Abstract

In the Argolis, the Basal Sequence, constituting the eastern Pelagonian margin which bordered the Maliac-Vardar oceanic domain, includes shallow-water carbonates of Late Triassic-Early Jurassic, condensed pelagic limestones of Early-Middle Jurassic, radiolarian cherts of late Middle-Late Jurassic age and siliceous mudstones and sandstones rich in ophiolite fragments. Up-section, coarse breccias, including clasts of boninites derived from the ophiolite obducted onto the Pelagonian margin in Late Jurassic times crop out. Near Angelokastron a small quarry exposes pervasively sheared dark reddish-brown, radiolarian-bearing cherty shales with disrupted fragments of chert and chert nodules impregnated by ferro-manganese oxides. These shales occur in the footwall of a thrust bringing them into contact with the Pantokrator Limestone of the Basal Sequence. We collected more than 30 samples of the chert fragments and the shaly matrix. Thirteen nodules and one matrix sample yielded determinable radiolarians. Low to non-detectable concentrations of trace metals such as Co, Cr, Cu, Ni, Zn, and Pb indicate a hydrothermal origin of the ferro-manganese mineralization. The radiolarian taxa found indicate four age groups for the nodules that are embedded in the siliceous shale matrix that yielded a Middle Jurassic age (middle Bathonian). The first group includes a nodule of Late Triassic age (late Norian to Rhaetian); the second group nodules of Early Jurassic age (late early to late Pliensbachian and probably middle-late Toarcian); the third group nodules of early Middle Jurassic age (Aalenian–Bajocian); the last group finally includes nodules of late Middle Jurassic age (Bajocian–Bathonian). The presence of Upper Triassic to Middle Jurassic Mn-impregnated chert nodules in a Middle Jurassic matrix indicates a deep oceanic environment of deposition outside the Pelagonian realm (easternmost Adria Plate), which at that time was a shallow-water carbonate platform with a thin pelagic limestone cover.
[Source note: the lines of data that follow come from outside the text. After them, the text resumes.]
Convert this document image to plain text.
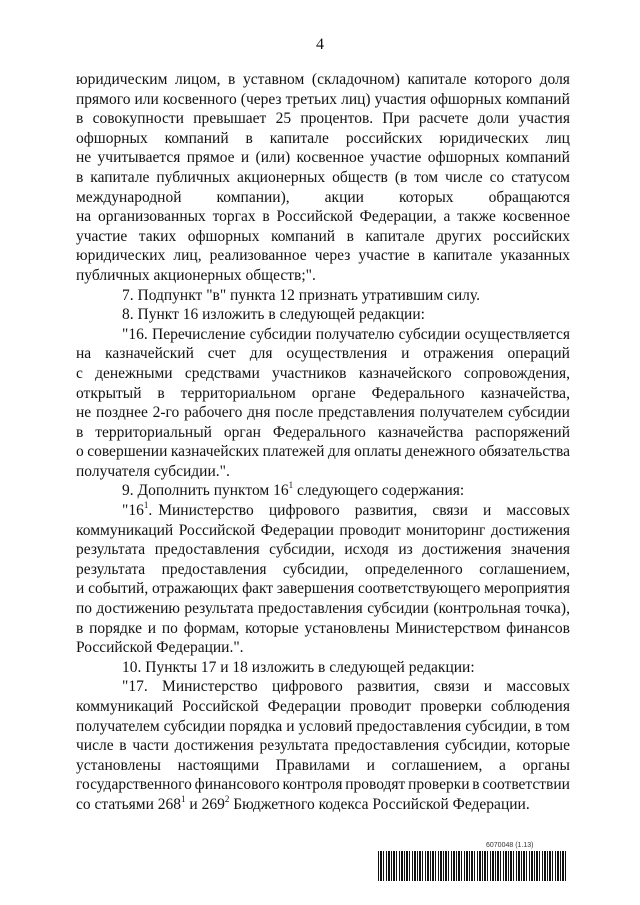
4
юридическим лицом, в уставном (складочном) капитале которого доля
прямого или косвенного (через третьих лиц) участия офшорных компаний
в совокупности превышает 25 процентов. При расчете доли участия
офшорных компаний в капитале российских юридических лиц
не учитывается прямое и (или) косвенное участие офшорных компаний
в капитале публичных акционерных обществ (в том числе со статусом
международной компании), акции которых обращаются
на организованных торгах в Российской Федерации, а также косвенное
участие таких офшорных компаний в капитале других российских
юридических лиц, реализованное через участие в капитале указанных
публичных акционерных обществ;".
7. Подпункт "в" пункта 12 признать утратившим силу.
8. Пункт 16 изложить в следующей редакции:
"16. Перечисление субсидии получателю субсидии осуществляется
на казначейский счет для осуществления и отражения операций
с денежными средствами участников казначейского сопровождения,
открытый в территориальном органе Федерального казначейства,
не позднее 2-го рабочего дня после представления получателем субсидии
в территориальный орган Федерального казначейства распоряжений
о совершении казначейских платежей для оплаты денежного обязательства
получателя субсидии.".
9. Дополнить пунктом $16^1$ следующего содержания:
"$16^1$. Министерство цифрового развития, связи и массовых
коммуникаций Российской Федерации проводит мониторинг достижения
результата предоставления субсидии, исходя из достижения значения
результата предоставления субсидии, определенного соглашением,
и событий, отражающих факт завершения соответствующего мероприятия
по достижению результата предоставления субсидии (контрольная точка),
в порядке и по формам, которые установлены Министерством финансов
Российской Федерации.".
10. Пункты 17 и 18 изложить в следующей редакции:
"17. Министерство цифрового развития, связи и массовых
коммуникаций Российской Федерации проводит проверки соблюдения
получателем субсидии порядка и условий предоставления субсидии, в том
числе в части достижения результата предоставления субсидии, которые
установлены настоящими Правилами и соглашением, а органы
государственного финансового контроля проводят проверки в соответствии
со статьями $268^1$ и $269^2$ Бюджетного кодекса Российской Федерации.
6070048 (1.13)
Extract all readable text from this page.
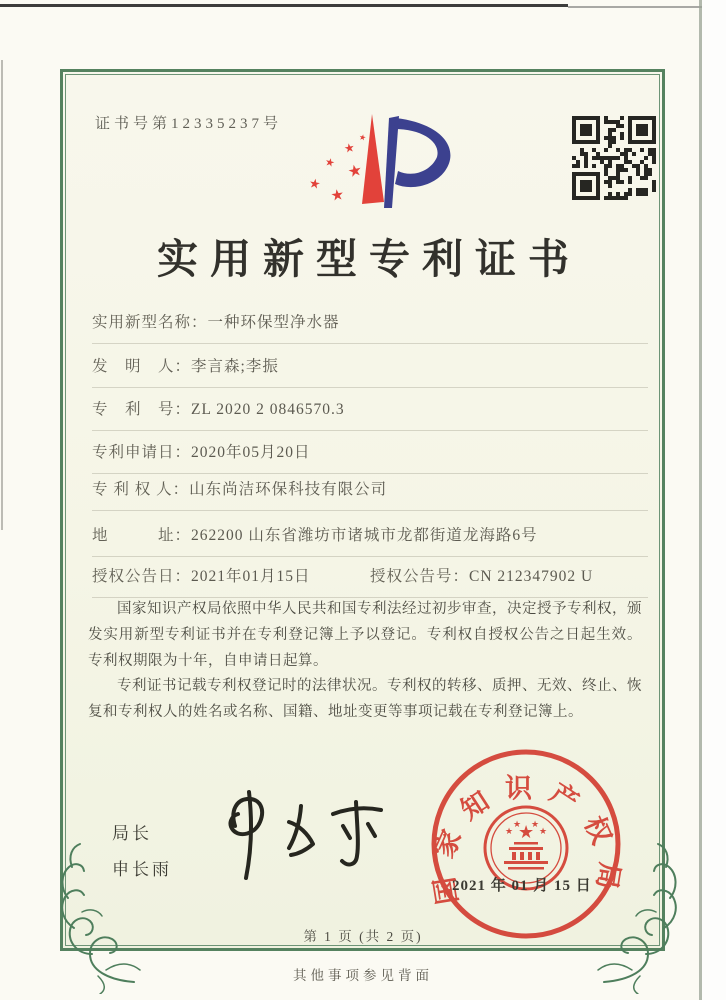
证书号第12335237号
★
★
★ ★
★
★
实用新型专利证书
实用新型名称：一种环保型净水器
发　明　人：李言森;李振
专　利　号：ZL 2020 2 0846570.3
专利申请日：2020年05月20日
专 利 权 人：山东尚洁环保科技有限公司
地　　　址：262200 山东省潍坊市诸城市龙都街道龙海路6号
授权公告日：2021年01月15日	授权公告号：CN 212347902 U

国家知识产权局依照中华人民共和国专利法经过初步审查，决定授予专利权，颁发实用新型专利证书并在专利登记簿上予以登记。专利权自授权公告之日起生效。专利权期限为十年，自申请日起算。

专利证书记载专利权登记时的法律状况。专利权的转移、质押、无效、终止、恢复和专利权人的姓名或名称、国籍、地址变更等事项记载在专利登记簿上。

局长
申长雨	国家知识产权局
★
★
★ ★
★
2021 年 01 月 15 日
第 1 页 (共 2 页)
其他事项参见背面
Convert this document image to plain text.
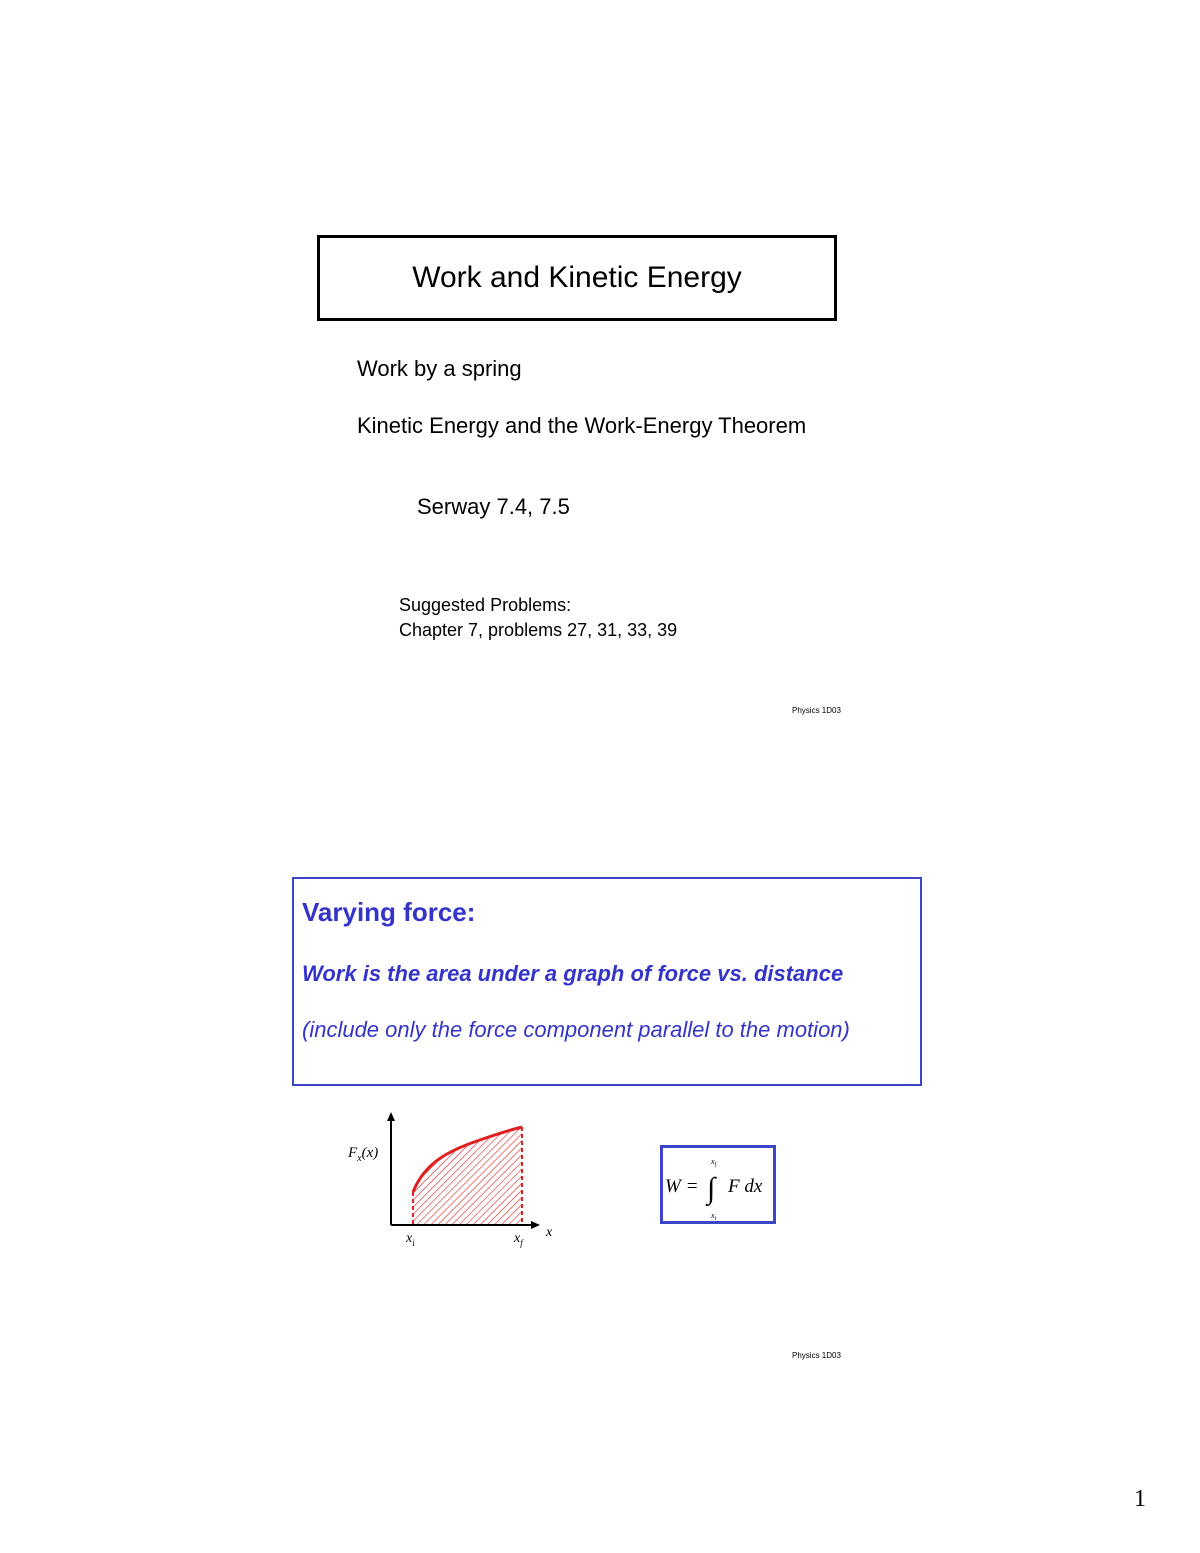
Work and Kinetic Energy
Work by a spring
Kinetic Energy and the Work-Energy Theorem
Serway 7.4, 7.5
Suggested Problems:
Chapter 7, problems 27, 31, 33, 39
Physics 1D03
Varying force:
Work is the area under a graph of force vs. distance
(include only the force component parallel to the motion)
$F_x(x)$
x
$x_i$	$x_f$
W = ∫
$x_f$
$x_i$
F dx
Physics 1D03
1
The chert nodules are with all certainty derived from the oceanic Maliac-Vardar domain and were, together with their host formation, tectonically emplaced onto the Pelagonian margin. We speculate that these nodules, more lithified than their matrix, were exhumed on the slope of an intra-oceanic accretionary wedge and were redeposited in the Middle Jurassic siliceous mudstones on the floor of the subducting Maliac-Vardar Ocean.